J’emporte toujours au fond de ma malle quantité de livres sérieux, qui ne sont pas sans l’alourdir, et régulièrement je les rapporte sans les avoir ouverts. En revanche, je reviens encombré de brochures à bon marché qui ont tenté ma paresse, au passage dans les gares. Comme toute cette littérature, médiocre et médiocrement gaie d’ailleurs, me semble au retour ridicule ! J’en suis un peu honteux et je me promets toujours, mais en vain, de ne plus m’y laisser prendre. Je le sais, il vaudrait mieux regarder tomber la pluie philosophiquement, mais le démon de l’ennui, de la peur de l’ennui, nous pousse, et l’on devient si lâche dès que l’on sort de ses habitudes ! J’y ai gagné du moins, car il n’est pas une sottise qui ne nous vale quelque compensation, une certaine connaissance d’une littérature dont je n’aurais pas eu l’idée si j’étais toujours resté chez moi. Je ne la désigne pas autrement. C’est d’ailleurs la plus connue, celle où se délectent la plupart de nos contemporains, celle qui passe aussi pour représenter le mieux ce qu’on nomme l’esprit français.
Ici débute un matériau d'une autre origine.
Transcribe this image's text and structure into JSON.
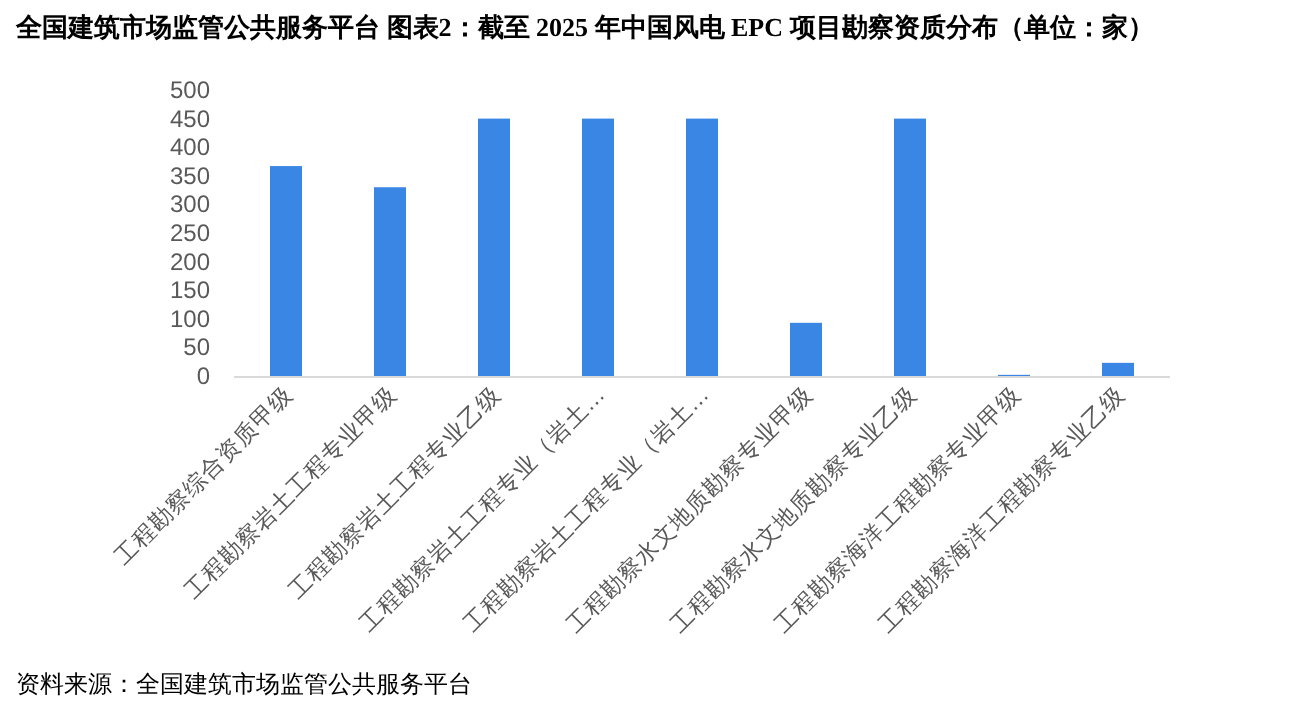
{
  "chart_data": {
    "type": "bar",
    "title": "全国建筑市场监管公共服务平台  图表2：截至 2025 年中国风电 EPC 项目勘察资质分布（单位：家）",
    "categories": [
      "工程勘察综合资质甲级",
      "工程勘察岩土工程专业甲级",
      "工程勘察岩土工程专业乙级",
      "工程勘察岩土工程专业（岩土…",
      "工程勘察岩土工程专业（岩土…",
      "工程勘察水文地质勘察专业甲级",
      "工程勘察水文地质勘察专业乙级",
      "工程勘察海洋工程勘察专业甲级",
      "工程勘察海洋工程勘察专业乙级"
    ],
    "values": [
      367,
      330,
      450,
      450,
      450,
      93,
      450,
      2,
      23
    ],
    "color": "#3a86e5",
    "ylim": [
      0,
      500
    ],
    "yticks": [
      0,
      50,
      100,
      150,
      200,
      250,
      300,
      350,
      400,
      450,
      500
    ],
    "grid": false,
    "annotations": [
      "资料来源：全国建筑市场监管公共服务平台"
    ]
  }
}
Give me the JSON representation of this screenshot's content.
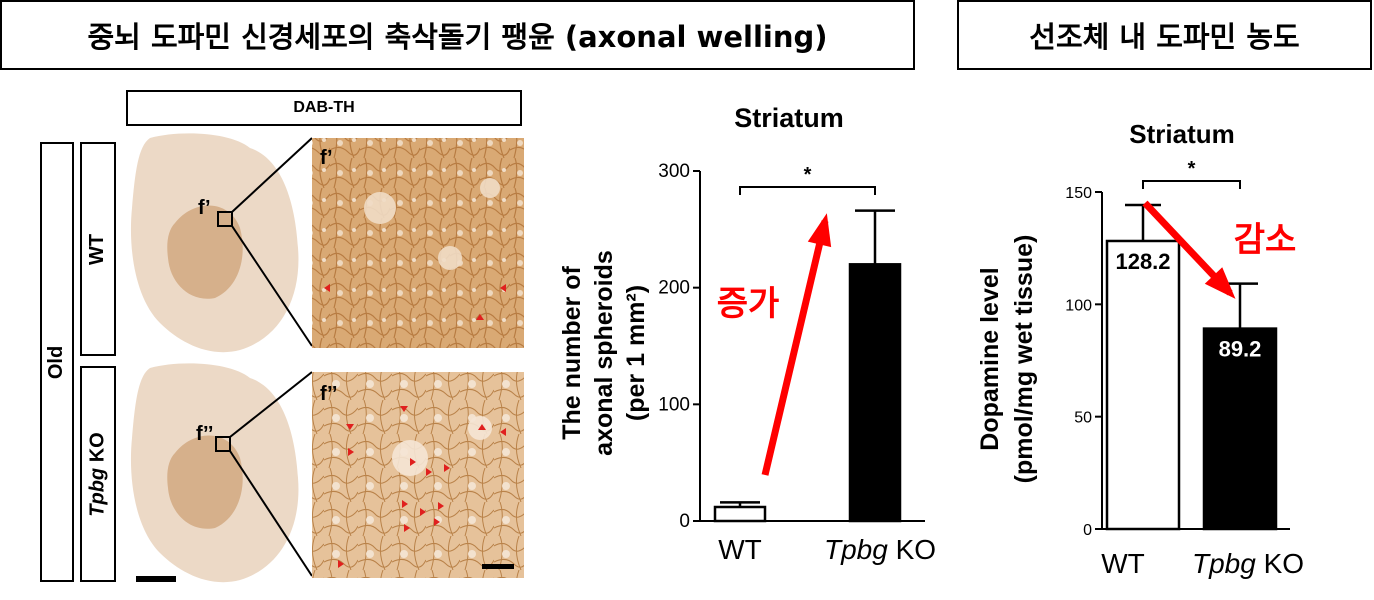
{
  "headers": {
    "left": "중뇌 도파민 신경세포의 축삭돌기 팽윤 (axonal welling)",
    "right": "선조체 내 도파민 농도"
  },
  "micrograph": {
    "stain_label": "DAB-TH",
    "age_label": "Old",
    "row1_label": "WT",
    "row2_label_italic": "Tpbg",
    "row2_label_rest": " KO",
    "inset1_label": "f’",
    "inset2_label": "f’’",
    "brain1_label": "f’",
    "brain2_label": "f’’",
    "colors": {
      "tissue": "#e8d2bd",
      "tissue_dark": "#d8b696",
      "stain": "#c9955e",
      "arrowhead": "#e0201e"
    }
  },
  "chart_data": [
    {
      "type": "bar",
      "title": "Striatum",
      "ylabel_line1": "The number of",
      "ylabel_line2": "axonal spheroids",
      "ylabel_line3": "(per 1 mm²)",
      "categories": [
        "WT",
        "Tpbg KO"
      ],
      "category_italic": [
        "",
        "Tpbg"
      ],
      "category_rest": [
        "WT",
        " KO"
      ],
      "values": [
        12,
        220
      ],
      "errors": [
        4,
        46
      ],
      "bar_fill": [
        "#ffffff",
        "#000000"
      ],
      "ylim": [
        0,
        300
      ],
      "yticks": [
        0,
        100,
        200,
        300
      ],
      "significance": "*",
      "annotation": "증가",
      "annotation_color": "#ff0000"
    },
    {
      "type": "bar",
      "title": "Striatum",
      "ylabel_line1": "Dopamine level",
      "ylabel_line2": "(pmol/mg wet tissue)",
      "categories": [
        "WT",
        "Tpbg KO"
      ],
      "category_italic": [
        "",
        "Tpbg"
      ],
      "category_rest": [
        "WT",
        " KO"
      ],
      "values": [
        128.2,
        89.2
      ],
      "value_labels": [
        "128.2",
        "89.2"
      ],
      "errors": [
        16,
        20
      ],
      "bar_fill": [
        "#ffffff",
        "#000000"
      ],
      "ylim": [
        0,
        150
      ],
      "yticks": [
        0,
        50,
        100,
        150
      ],
      "significance": "*",
      "annotation": "감소",
      "annotation_color": "#ff0000"
    }
  ]
}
Il y a même eu, il y a quelques années, une collection populaire sous ce titre fallacieux. Il faut croire que cet esprit n’a plus guère d’admirateurs puisque l’éditeur de ces opuscules a disparu. Mais d’autres ont été séduits par le prestige du titre et c’est encore ce genre qui alimente les bibliothèques des gares. Ces livres, d’une gaîté si splénétique, répondent sans doute à un besoin du voyageur, de l’homme bien décidé à ne pas faire le moindre effort intellectuel, mais comme ils font regretter ceux que l’on oublie dans leur prison, ceux qu’on n’a pas le courage d’atteindre ! C’est que, précisément, sans effort intellectuel il n’est peut-être pas de plaisir possible.